Case Study | Data Analytics | Financial Services
Problem Statement
A regional bank in Tanzania was losing $3 million annually due to fraudulent transactions, including credit card fraud and account takeovers. The existing rule-based fraud detection system flagged too many false positives, overwhelming the fraud investigation team and delaying legitimate transactions.
Solution
The bank implemented a data analytics solution using machine learning to enhance fraud detection accuracy and efficiency.
Technical Approach:
- Data Collection and ETL Process:
- Extracted data from transaction logs, customer profiles, and device information stored in an Oracle database.
- Built an ETL pipeline using Apache Nifi to process and transform data, including anonymization of sensitive customer information to comply with GDPR.
- Handled imbalanced data (fraud cases were <1% of transactions) using oversampling techniques (SMOTE) during model training.
- Feature Engineering:
- Created features such as transaction velocity (number of transactions in the last hour), geolocation mismatches (using Haversine distance), and unusual spending patterns (z-score deviations).
- Features are stored in a feature store using Redis for low-latency access during real-time inference.
- Fraud Detection Model:
- Built an anomaly detection model using unsupervised learning with Isolation Forest (scikit-learn) to identify outliers in transaction data.
- Developed a supervised learning model using XGBoost (library) to classify transactions as fraudulent or legitimate, achieving a precision of 92%.
- Combined both models in an ensemble approach to improve detection accuracy, using a weighted voting mechanism.
- Real-Time Monitoring:
- Deployed the model as a streaming application using Apache Flink to process transactions in real time, with a latency of <100ms.
- Integrated the model with the bank’s transaction processing system using REST APIs built with FastAPI.
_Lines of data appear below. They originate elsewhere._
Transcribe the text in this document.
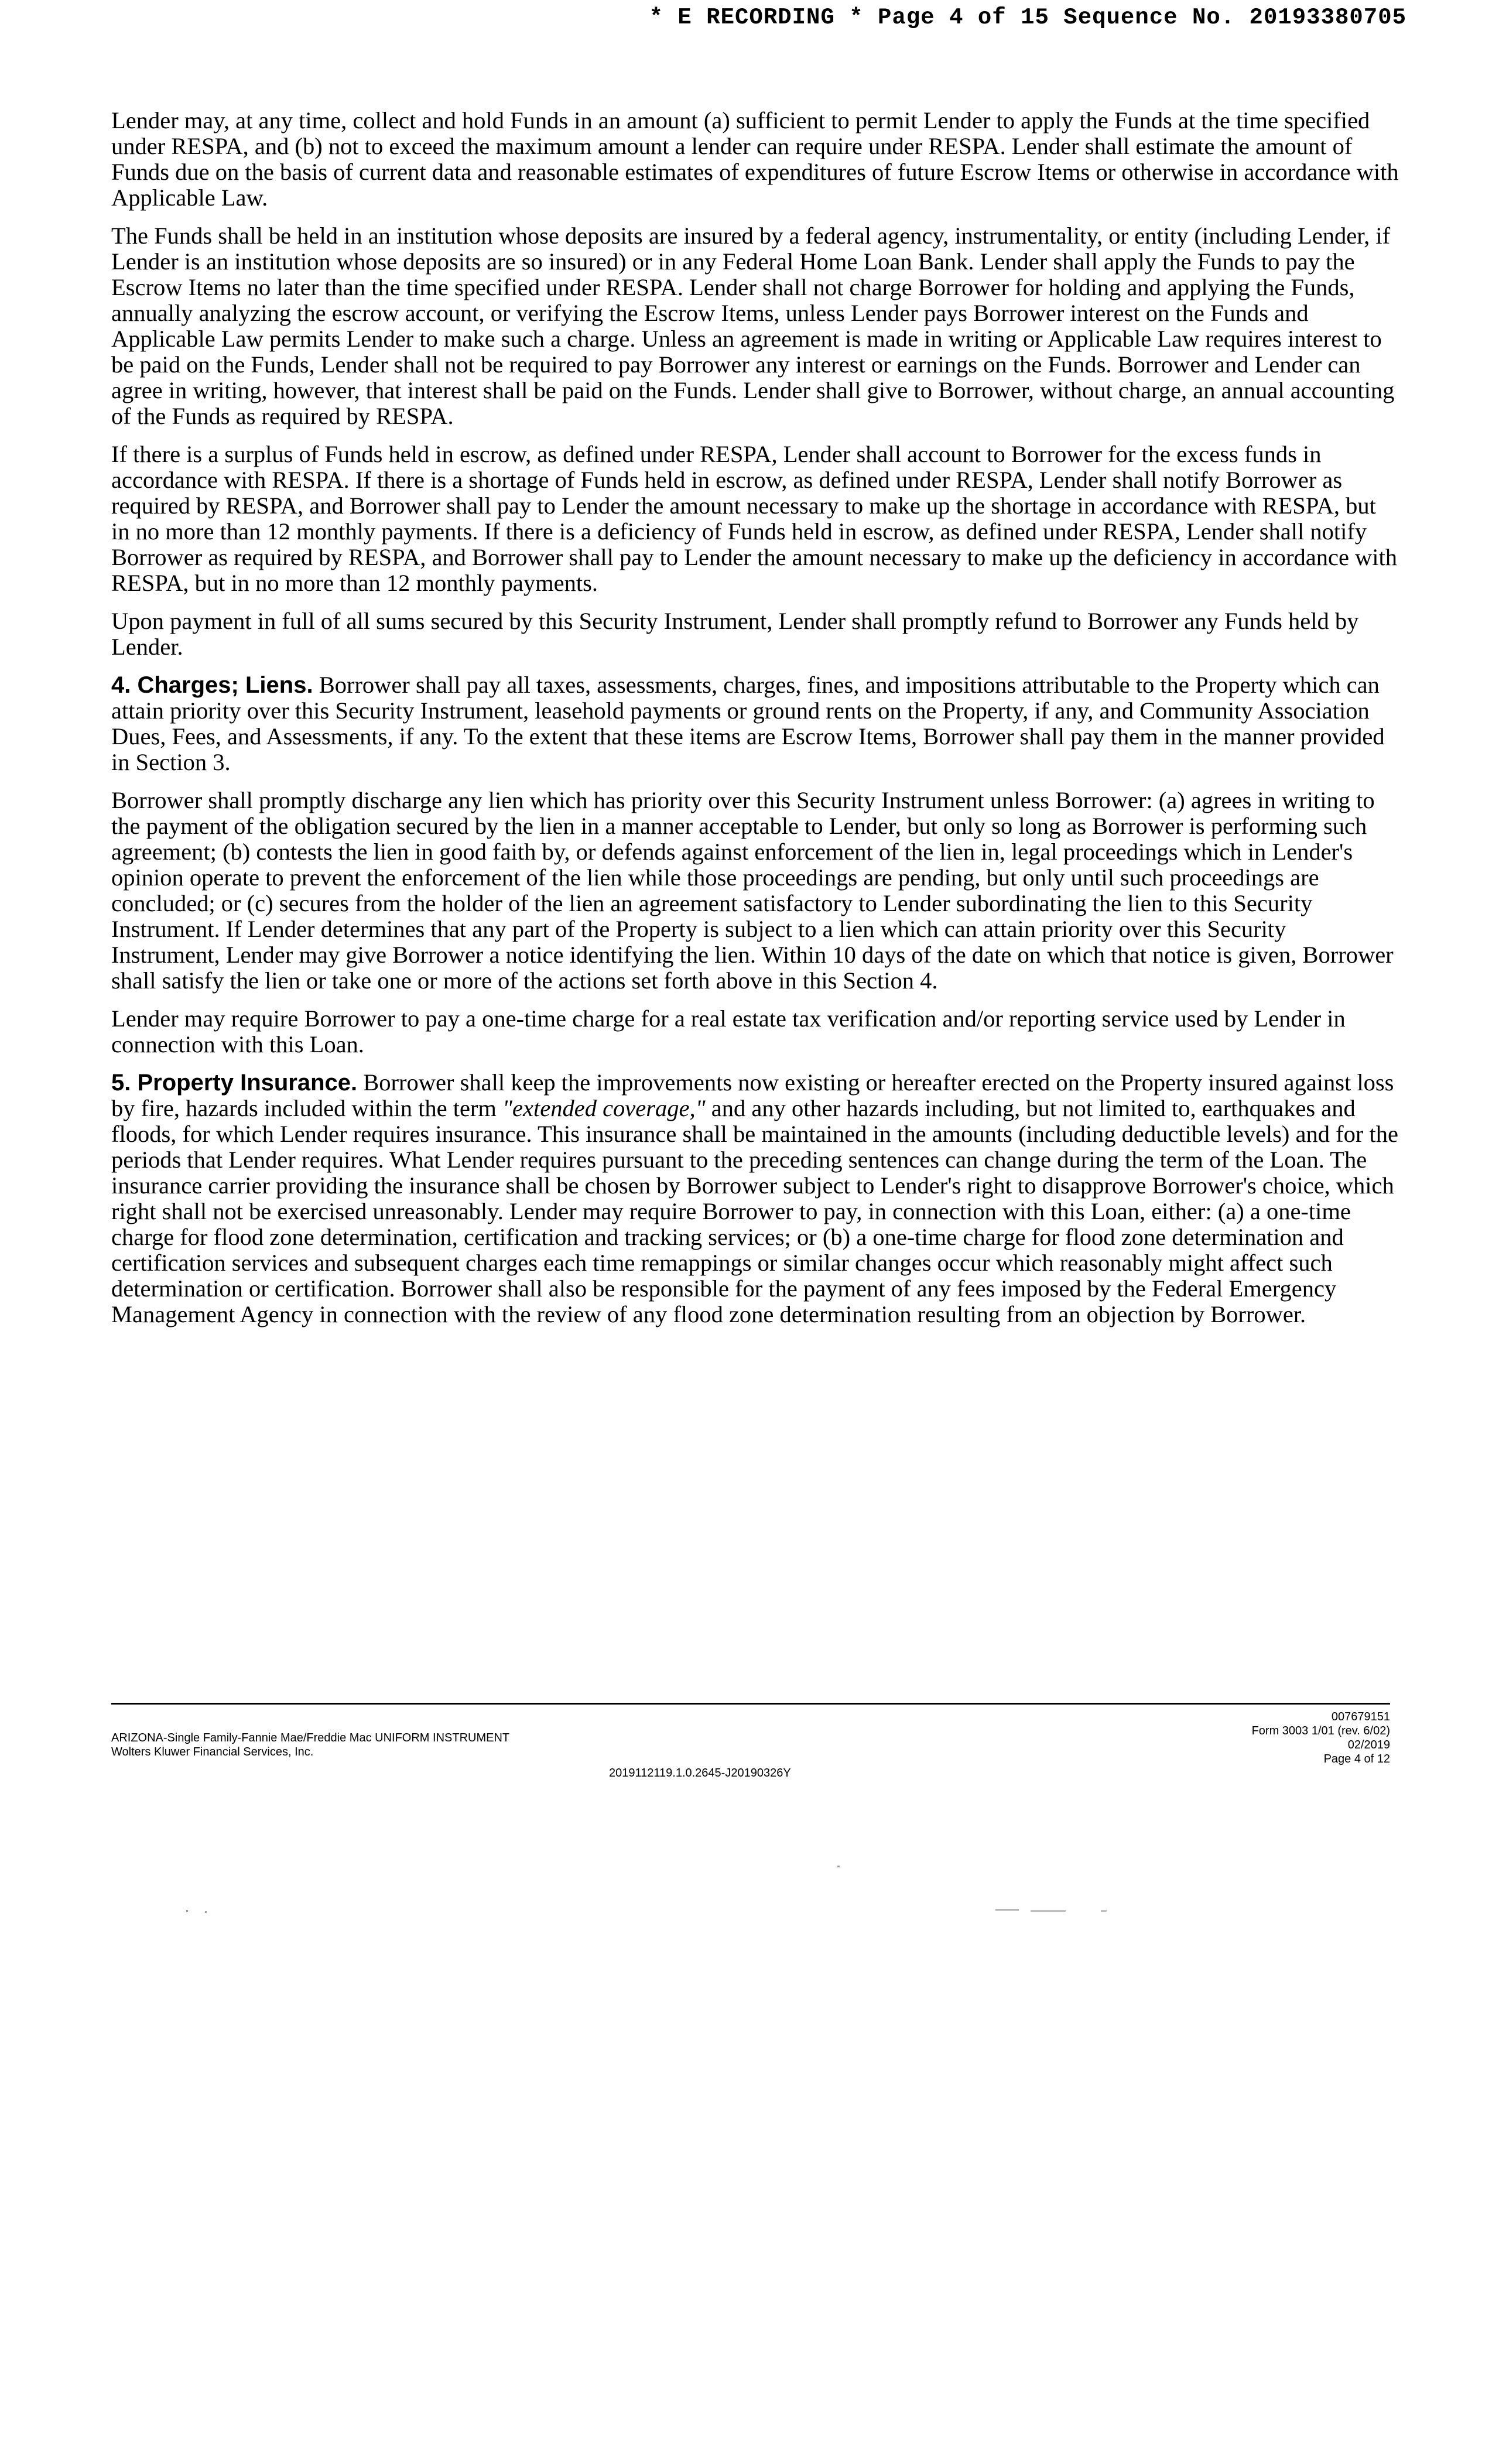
* E RECORDING * Page 4 of 15 Sequence No. 20193380705

Lender may, at any time, collect and hold Funds in an amount (a) sufficient to permit Lender to apply the Funds at the time specified under RESPA, and (b) not to exceed the maximum amount a lender can require under RESPA. Lender shall estimate the amount of Funds due on the basis of current data and reasonable estimates of expenditures of future Escrow Items or otherwise in accordance with Applicable Law.

The Funds shall be held in an institution whose deposits are insured by a federal agency, instrumentality, or entity (including Lender, if Lender is an institution whose deposits are so insured) or in any Federal Home Loan Bank. Lender shall apply the Funds to pay the Escrow Items no later than the time specified under RESPA. Lender shall not charge Borrower for holding and applying the Funds, annually analyzing the escrow account, or verifying the Escrow Items, unless Lender pays Borrower interest on the Funds and Applicable Law permits Lender to make such a charge. Unless an agreement is made in writing or Applicable Law requires interest to be paid on the Funds, Lender shall not be required to pay Borrower any interest or earnings on the Funds. Borrower and Lender can agree in writing, however, that interest shall be paid on the Funds. Lender shall give to Borrower, without charge, an annual accounting of the Funds as required by RESPA.

If there is a surplus of Funds held in escrow, as defined under RESPA, Lender shall account to Borrower for the excess funds in accordance with RESPA. If there is a shortage of Funds held in escrow, as defined under RESPA, Lender shall notify Borrower as required by RESPA, and Borrower shall pay to Lender the amount necessary to make up the shortage in accordance with RESPA, but in no more than 12 monthly payments. If there is a deficiency of Funds held in escrow, as defined under RESPA, Lender shall notify Borrower as required by RESPA, and Borrower shall pay to Lender the amount necessary to make up the deficiency in accordance with RESPA, but in no more than 12 monthly payments.

Upon payment in full of all sums secured by this Security Instrument, Lender shall promptly refund to Borrower any Funds held by Lender.

4. Charges; Liens. Borrower shall pay all taxes, assessments, charges, fines, and impositions attributable to the Property which can attain priority over this Security Instrument, leasehold payments or ground rents on the Property, if any, and Community Association Dues, Fees, and Assessments, if any. To the extent that these items are Escrow Items, Borrower shall pay them in the manner provided in Section 3.

Borrower shall promptly discharge any lien which has priority over this Security Instrument unless Borrower: (a) agrees in writing to the payment of the obligation secured by the lien in a manner acceptable to Lender, but only so long as Borrower is performing such agreement; (b) contests the lien in good faith by, or defends against enforcement of the lien in, legal proceedings which in Lender's opinion operate to prevent the enforcement of the lien while those proceedings are pending, but only until such proceedings are concluded; or (c) secures from the holder of the lien an agreement satisfactory to Lender subordinating the lien to this Security Instrument. If Lender determines that any part of the Property is subject to a lien which can attain priority over this Security Instrument, Lender may give Borrower a notice identifying the lien. Within 10 days of the date on which that notice is given, Borrower shall satisfy the lien or take one or more of the actions set forth above in this Section 4.

Lender may require Borrower to pay a one-time charge for a real estate tax verification and/or reporting service used by Lender in connection with this Loan.

5. Property Insurance. Borrower shall keep the improvements now existing or hereafter erected on the Property insured against loss by fire, hazards included within the term "extended coverage," and any other hazards including, but not limited to, earthquakes and floods, for which Lender requires insurance. This insurance shall be maintained in the amounts (including deductible levels) and for the periods that Lender requires. What Lender requires pursuant to the preceding sentences can change during the term of the Loan. The insurance carrier providing the insurance shall be chosen by Borrower subject to Lender's right to disapprove Borrower's choice, which right shall not be exercised unreasonably. Lender may require Borrower to pay, in connection with this Loan, either: (a) a one-time charge for flood zone determination, certification and tracking services; or (b) a one-time charge for flood zone determination and certification services and subsequent charges each time remappings or similar changes occur which reasonably might affect such determination or certification. Borrower shall also be responsible for the payment of any fees imposed by the Federal Emergency Management Agency in connection with the review of any flood zone determination resulting from an objection by Borrower.

ARIZONA-Single Family-Fannie Mae/Freddie Mac UNIFORM INSTRUMENT
Wolters Kluwer Financial Services, Inc.
2019112119.1.0.2645-J20190326Y
007679151
Form 3003 1/01 (rev. 6/02)
02/2019
Page 4 of 12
- Case Management Dashboard:
- Developed a dashboard using Dash (Python) to prioritize high-risk cases and provide model explanations using SHAP (SHapley Additive exPlanations) values.
- Hosted the dashboard on an internal Kubernetes cluster for scalability and security.
Tech Stack:
- Data Storage: Oracle, Redis
- Data Processing: Apache Nifi (ETL), Apache Flink (streaming)
- Programming: Python
- Visualization: Dash
- Deployment: FastAPI, Kubernetes
Implementation:
- We collaborated with the bank’s in-house tech team and functional teams to build the solution.
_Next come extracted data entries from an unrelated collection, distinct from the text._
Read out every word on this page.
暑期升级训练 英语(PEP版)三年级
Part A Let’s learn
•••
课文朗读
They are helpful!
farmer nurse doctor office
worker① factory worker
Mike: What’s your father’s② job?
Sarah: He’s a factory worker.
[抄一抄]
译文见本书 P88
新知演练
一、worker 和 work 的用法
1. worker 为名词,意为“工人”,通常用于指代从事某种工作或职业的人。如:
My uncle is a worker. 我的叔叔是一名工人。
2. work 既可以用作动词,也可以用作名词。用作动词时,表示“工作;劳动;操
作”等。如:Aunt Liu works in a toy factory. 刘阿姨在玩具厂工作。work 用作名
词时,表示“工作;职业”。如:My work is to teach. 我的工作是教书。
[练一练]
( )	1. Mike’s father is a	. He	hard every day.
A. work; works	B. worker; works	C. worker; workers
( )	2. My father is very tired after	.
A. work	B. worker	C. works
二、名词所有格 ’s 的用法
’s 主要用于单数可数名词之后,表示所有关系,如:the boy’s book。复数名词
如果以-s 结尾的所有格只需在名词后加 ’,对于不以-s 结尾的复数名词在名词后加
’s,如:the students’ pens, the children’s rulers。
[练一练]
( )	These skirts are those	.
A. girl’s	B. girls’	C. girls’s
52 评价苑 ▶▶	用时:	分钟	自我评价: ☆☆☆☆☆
- Conducted a 3-month PoC in the credit card division before full deployment.
- Trained the fraud team on interpreting model outputs and managing flagged cases.
Impact:
- Efficiency: Reduced false positives by 70%, decreasing the workload of the fraud investigation team by 40%.
- Productivity: The team resolved fraud cases 50% faster due to prioritized case management and accurate flagging.
- Decision-Making: The bank’s leadership gained insights into fraud trends, enabling proactive updates to security policies and customer authentication processes.
- Overall Growth: Fraud losses decreased by $0.5 million annually, customer trust improved, and the bank attracted 10% more high-value customers due to enhanced security measures.